Parents (and non-parents) need to extend the same grace to other families, Johnson said. “If you find something that resonates with you and works on your family, go for it. But don’t assume that’s going to work for anyone else.”

On a broader social level, navigating the chaos and stigma of parenting advice is also about recognizing that child-rearing shouldn’t be an individual task that moms (always: moms) succeed or fail at, but something people do in concert with others, both in their families and in the wider world. Vandenberg-Daves calls for a return to “community-building around the work of caregiving and advocacy around the work of caregiving,” which can look like parents’ groups, advocacy groups devoted to issues like gun violence or environmental justice, or using “public schools as spaces to bring families together.” Child care as a collective act is already common in many communities. “Black folks have a long tradition of caregiving that goes back many generations, particularly when caring for what we might call play kin or fictive kin,” Smith-Bynum said. “I myself have several play-nephews and nieces.”

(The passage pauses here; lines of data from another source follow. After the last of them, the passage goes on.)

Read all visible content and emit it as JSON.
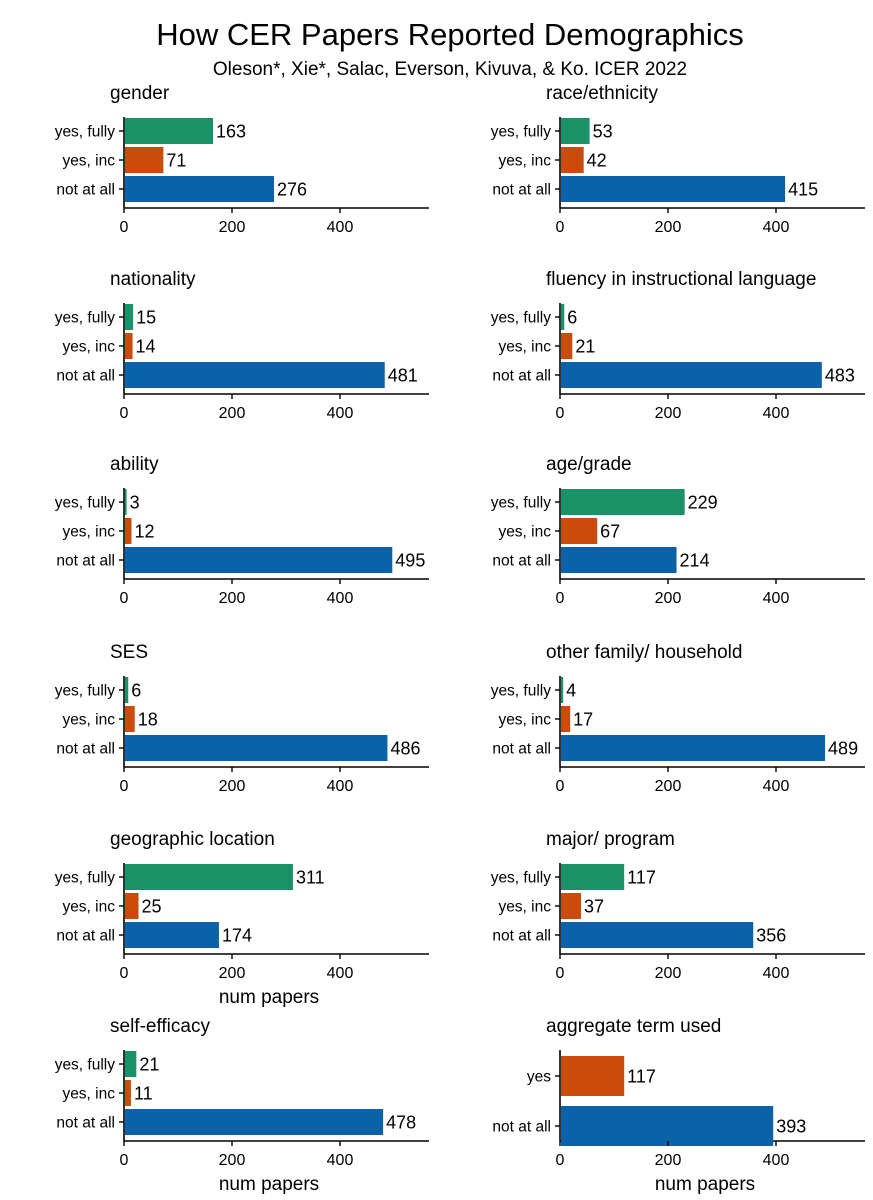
{
  "title": "How CER Papers Reported Demographics",
  "subtitle": "Oleson*, Xie*, Salac, Everson, Kivuva, & Ko. ICER 2022",
  "colors": {
    "yes_fully": "#1a9166",
    "yes_inc": "#cb4b0c",
    "not_at_all": "#0b62a8",
    "yes": "#cb4b0c"
  },
  "chart_data": [
    {
      "type": "bar",
      "orientation": "horizontal",
      "title": "gender",
      "categories": [
        "yes, fully",
        "yes, inc",
        "not at all"
      ],
      "values": [
        163,
        71,
        276
      ],
      "xlim": [
        0,
        560
      ],
      "xticks": [
        0,
        200,
        400
      ],
      "xlabel": "",
      "grid": false
    },
    {
      "type": "bar",
      "orientation": "horizontal",
      "title": "race/ethnicity",
      "categories": [
        "yes, fully",
        "yes, inc",
        "not at all"
      ],
      "values": [
        53,
        42,
        415
      ],
      "xlim": [
        0,
        560
      ],
      "xticks": [
        0,
        200,
        400
      ],
      "xlabel": "",
      "grid": false
    },
    {
      "type": "bar",
      "orientation": "horizontal",
      "title": "nationality",
      "categories": [
        "yes, fully",
        "yes, inc",
        "not at all"
      ],
      "values": [
        15,
        14,
        481
      ],
      "xlim": [
        0,
        560
      ],
      "xticks": [
        0,
        200,
        400
      ],
      "xlabel": "",
      "grid": false
    },
    {
      "type": "bar",
      "orientation": "horizontal",
      "title": "fluency in instructional language",
      "categories": [
        "yes, fully",
        "yes, inc",
        "not at all"
      ],
      "values": [
        6,
        21,
        483
      ],
      "xlim": [
        0,
        560
      ],
      "xticks": [
        0,
        200,
        400
      ],
      "xlabel": "",
      "grid": false
    },
    {
      "type": "bar",
      "orientation": "horizontal",
      "title": "ability",
      "categories": [
        "yes, fully",
        "yes, inc",
        "not at all"
      ],
      "values": [
        3,
        12,
        495
      ],
      "xlim": [
        0,
        560
      ],
      "xticks": [
        0,
        200,
        400
      ],
      "xlabel": "",
      "grid": false
    },
    {
      "type": "bar",
      "orientation": "horizontal",
      "title": "age/grade",
      "categories": [
        "yes, fully",
        "yes, inc",
        "not at all"
      ],
      "values": [
        229,
        67,
        214
      ],
      "xlim": [
        0,
        560
      ],
      "xticks": [
        0,
        200,
        400
      ],
      "xlabel": "",
      "grid": false
    },
    {
      "type": "bar",
      "orientation": "horizontal",
      "title": "SES",
      "categories": [
        "yes, fully",
        "yes, inc",
        "not at all"
      ],
      "values": [
        6,
        18,
        486
      ],
      "xlim": [
        0,
        560
      ],
      "xticks": [
        0,
        200,
        400
      ],
      "xlabel": "",
      "grid": false
    },
    {
      "type": "bar",
      "orientation": "horizontal",
      "title": "other family/ household",
      "categories": [
        "yes, fully",
        "yes, inc",
        "not at all"
      ],
      "values": [
        4,
        17,
        489
      ],
      "xlim": [
        0,
        560
      ],
      "xticks": [
        0,
        200,
        400
      ],
      "xlabel": "",
      "grid": false
    },
    {
      "type": "bar",
      "orientation": "horizontal",
      "title": "geographic location",
      "categories": [
        "yes, fully",
        "yes, inc",
        "not at all"
      ],
      "values": [
        311,
        25,
        174
      ],
      "xlim": [
        0,
        560
      ],
      "xticks": [
        0,
        200,
        400
      ],
      "xlabel": "num papers",
      "grid": false
    },
    {
      "type": "bar",
      "orientation": "horizontal",
      "title": "major/ program",
      "categories": [
        "yes, fully",
        "yes, inc",
        "not at all"
      ],
      "values": [
        117,
        37,
        356
      ],
      "xlim": [
        0,
        560
      ],
      "xticks": [
        0,
        200,
        400
      ],
      "xlabel": "",
      "grid": false
    },
    {
      "type": "bar",
      "orientation": "horizontal",
      "title": "self-efficacy",
      "categories": [
        "yes, fully",
        "yes, inc",
        "not at all"
      ],
      "values": [
        21,
        11,
        478
      ],
      "xlim": [
        0,
        560
      ],
      "xticks": [
        0,
        200,
        400
      ],
      "xlabel": "num papers",
      "grid": false
    },
    {
      "type": "bar",
      "orientation": "horizontal",
      "title": "aggregate term used",
      "categories": [
        "yes",
        "not at all"
      ],
      "values": [
        117,
        393
      ],
      "xlim": [
        0,
        560
      ],
      "xticks": [
        0,
        200,
        400
      ],
      "xlabel": "num papers",
      "grid": false
    }
  ]
}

For people who don’t have support close at hand, or who may be marginalized in their geographical area, such as parents of trans kids, social media can be a powerful tool. Families “can find a space online that may help build community that they may not have in their immediate physical environment,” Vandenberg-Daves said.

I wish I could say that when my son refused to go to school, I called on my neighbors or friends for help, or that I reached out to one of the many authors and journalists of my generation who are writing wisely about caregiving and who I’ve come to think of as a kind of intellectual community. The truth is that, eventually, I pulled the book Everyone Poops off the shelf and read it to my screaming kid. This allowed him to think about poop, which is all he ever wants, and it improved his mood enough that he agreed to leave the house.

Parenting is difficult and confusing; it’s also ridiculous, silly, and absurd. We are all doing what we can with what we have. These truths have not changed in decades, maybe centuries. They are something to hold on to, even as everything else shifts.